Samenvatting
Twee voorheen gezonde zuigelingen, een jongen en een meisje van respectievelijk 3 en 4 maanden, werden opgenomen in verband met aanhoudende koorts door onbekende oorzaak en verhoogde ontstekingsparameters. De jongen presenteerde zich met braken, pyurie, anemie en trombocytose, het meisje met prikkelbaarheid, erytheem en diarree. Virale en bacteriële kweken bleven negatief en aanvullend beeldvormend onderzoek kon geen infectiefocus onthullen. De koorts was bij beiden minimaal 12 dagen aanwezig voordat de diagnose ‘atypische vorm van de ziekte van Kawasaki’ werd overwogen. Echografie van het hart liet bij beide patiënten dilatatie van de coronairvaten zien en bevestigde deze diagnose. Hierop werden alsnog immuunglobulinen toegediend en werd acetylsalicylzuur gegeven. De koorts verdween binnen 24 h en het verdere klinisch beloop was ongecompliceerd. Deze casussen illustreren dat vaak pas laat aan de ziekte van Kawasaki wordt gedacht, met name wanneer het symptomencomplex voor de klassieke vorm ontbreekt. Bij elk jong kind met langdurig onverklaarde koorts moet men deze aandoening overwegen.
(Geen onderwerp)
Alkmaar, juni 2004,
Ter aanvulling op het artikel van De Ruijter et al. (2004:892-5) geven wij de volgende ziektegeschiedenis weer.

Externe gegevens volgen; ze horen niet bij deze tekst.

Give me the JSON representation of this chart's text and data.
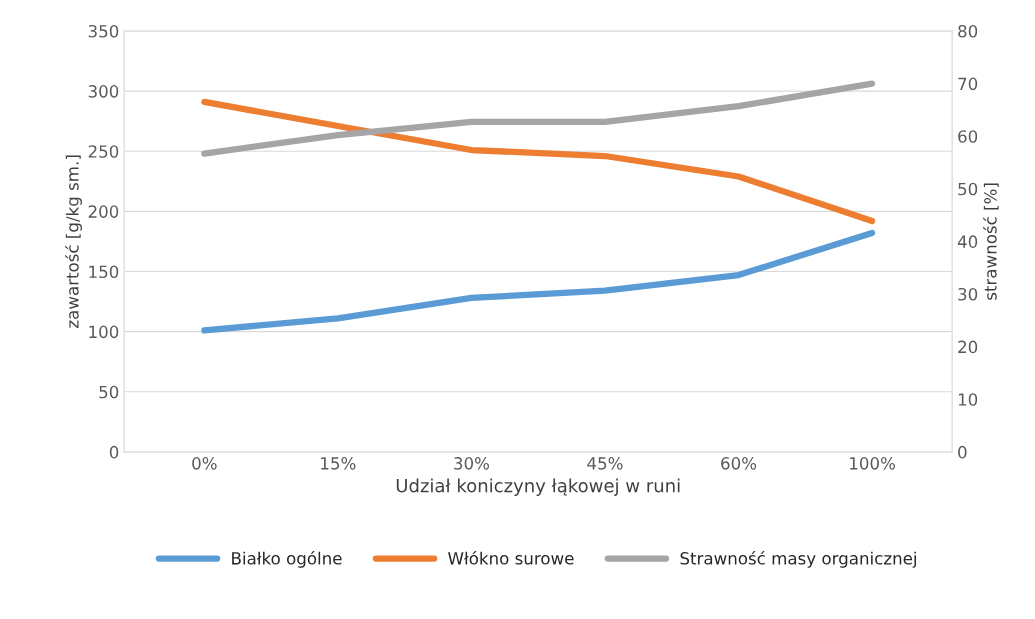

Onlangs werd een jongen op de leeftijd van 3,5 maand gepresenteerd met sinds 5 dagen bestaande koorts tot 39,0°C. Lichamelijk onderzoek toonde een niet-meningeaal geprikkelde, matig zieke zuigeling met een temperatuur van 38,0°C. Bij lichamelijk onderzoek kon geen focus voor de koorts worden gevonden. Er was geen exantheem, conjunctivale roodheid of cervicale lymfadenopathie en er waren geen afwijkingen van de orale mucosa. Laboratoriumonderzoek liet een verhoogde concentratie van C-reactieve proteïne zien (CRP) (213 mg/l; normaal < 5), een verhoogde BSE (65 mm/1e uur) en een verhoogd trombocytengetal (maximaal 947 × 109/l). De hemoglobineconcentratie bedroeg 6,5 mmol/l. Het leukocytengetal (14,6 × 109/l), evenals de verdeling van de leukocyten, was niet afwijkend. Na afname van materiaal voor bacteriologische kweken van urine, bloed en liquor werd sepsistherapie met amoxicilline-clavulaanzuur (160 mg 4 dd) ingesteld. In verband met aanhoudende koorts, een verhoogde concentratie CRP (111 mg/l) en negatieve bacteriologische kweken werd aanvullend onderzoek verricht (röntgenonderzoek van de thorax, echografisch onderzoek van urinewegen, skeletscintigrafie), hetgeen niet afwijkend was. Gezien de duur van de onverklaarde koorts werd gedacht aan een incomplete presentatie van de ziekte van Kawasaki. Bij echografie van het hart werd een coronair microaneurysma (4,0 mm diameter aan de linker coronairarterie) gevonden, hetgeen de diagnose ‘ziekte van Kawasaki’ bevestigde. Hierop werden op de 10e dag eenmalig intraveneus immuunglobulinen (2 g/kg in 1 dosis) toegediend en werd acetylsalicylzuur (80 mg/kg/dag in 4 doses) gegeven. Op de 14e dag van opname werden minimale vervellingen aan de vingertoppen van beide handen zichtbaar.
Bovengenoemde ziektegeschiedenis illustreert nogmaals dat de ziekte van Kawasaki zich bij jonge zuigelingen zeer atypisch kan presenteren met minimale tot vrijwel geen verschijnselen. Bij elke jonge zuigeling met aanhoudende onbegrepen koorts en een verhoogde concentratie CRP dient de diagnose overwogen te worden, ook al ontbreken bij lichamelijk onderzoek vrijwel alle symptomen.